Scott Pritchard | Principal

A look at the major issues that are shaping fiduciary best practices today.

The Power of Listening

January 2014

I have a confession to make. I have a friend who is a broker. There, I feel better getting that off my chest.

Aside from having built a very profitable book of business by the sheer force of his personality and some very aggressive sales tactics, along with jumping from one brokerage house to another for a hefty payday, he’s actually a good guy.

I recently ran into him at a holiday party and he blurted out the following:

“You know, John Smith (the CFO of one of my 401(k) clients; not his real name, by the way) paid you a great compliment recently.
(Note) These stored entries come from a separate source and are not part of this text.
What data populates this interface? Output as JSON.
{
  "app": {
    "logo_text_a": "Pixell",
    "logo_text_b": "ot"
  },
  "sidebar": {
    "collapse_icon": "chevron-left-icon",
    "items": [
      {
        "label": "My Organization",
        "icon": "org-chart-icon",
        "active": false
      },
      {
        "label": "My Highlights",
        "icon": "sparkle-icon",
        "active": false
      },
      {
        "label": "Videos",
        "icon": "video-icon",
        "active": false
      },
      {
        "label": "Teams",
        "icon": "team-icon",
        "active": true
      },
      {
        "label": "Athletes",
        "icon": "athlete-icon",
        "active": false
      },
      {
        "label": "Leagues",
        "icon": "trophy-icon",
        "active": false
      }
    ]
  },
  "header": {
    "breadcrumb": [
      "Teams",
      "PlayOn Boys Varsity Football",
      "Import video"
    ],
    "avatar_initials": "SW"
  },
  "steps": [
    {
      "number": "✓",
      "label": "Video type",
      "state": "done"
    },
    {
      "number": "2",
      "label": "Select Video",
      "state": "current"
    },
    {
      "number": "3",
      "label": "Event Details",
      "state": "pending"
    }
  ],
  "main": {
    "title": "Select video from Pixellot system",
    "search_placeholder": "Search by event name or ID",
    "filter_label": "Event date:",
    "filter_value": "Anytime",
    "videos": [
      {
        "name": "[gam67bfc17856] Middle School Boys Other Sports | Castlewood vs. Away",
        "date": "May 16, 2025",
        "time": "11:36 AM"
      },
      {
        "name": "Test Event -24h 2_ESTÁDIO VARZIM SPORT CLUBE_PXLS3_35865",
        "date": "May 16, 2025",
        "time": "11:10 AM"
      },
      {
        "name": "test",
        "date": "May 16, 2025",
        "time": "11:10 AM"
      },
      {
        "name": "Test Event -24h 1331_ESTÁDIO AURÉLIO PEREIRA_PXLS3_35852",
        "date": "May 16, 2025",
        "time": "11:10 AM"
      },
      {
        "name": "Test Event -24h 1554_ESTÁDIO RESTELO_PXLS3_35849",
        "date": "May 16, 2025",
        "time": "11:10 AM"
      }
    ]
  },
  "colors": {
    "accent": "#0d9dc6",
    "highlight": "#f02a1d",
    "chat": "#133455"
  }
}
He said that they chose to go with you for their 401(k) plan because you were the only advisor who came in, asked questions and actually listened to their goals for the plan.

John said everyone else came in pitching their product and bragging about how great they were.

You know, I’ve shared that with our team and we’re really going to try to listen more and talk less…”

I tried to be gracious and just said “Thanks for sharing that”, but I couldn’t help but think to myself “Really? They don’t teach that on the first day of “Broker School”?”

But in reflecting back on it later, I was reminded of just how different the Registered Investment Advisor (RIA) business model is when compared to the brokerage firm model. As an RIA, I am legally obligated to put my clients’ interests ahead of my own. Brokers aren’t held to that same fiduciary standard.

Knowing that the brokerage business model is based on selling product, not on meeting clients’ needs, maybe I shouldn’t have been so surprised that actually listening to a client seemed like such a novel idea to my friend, the broker.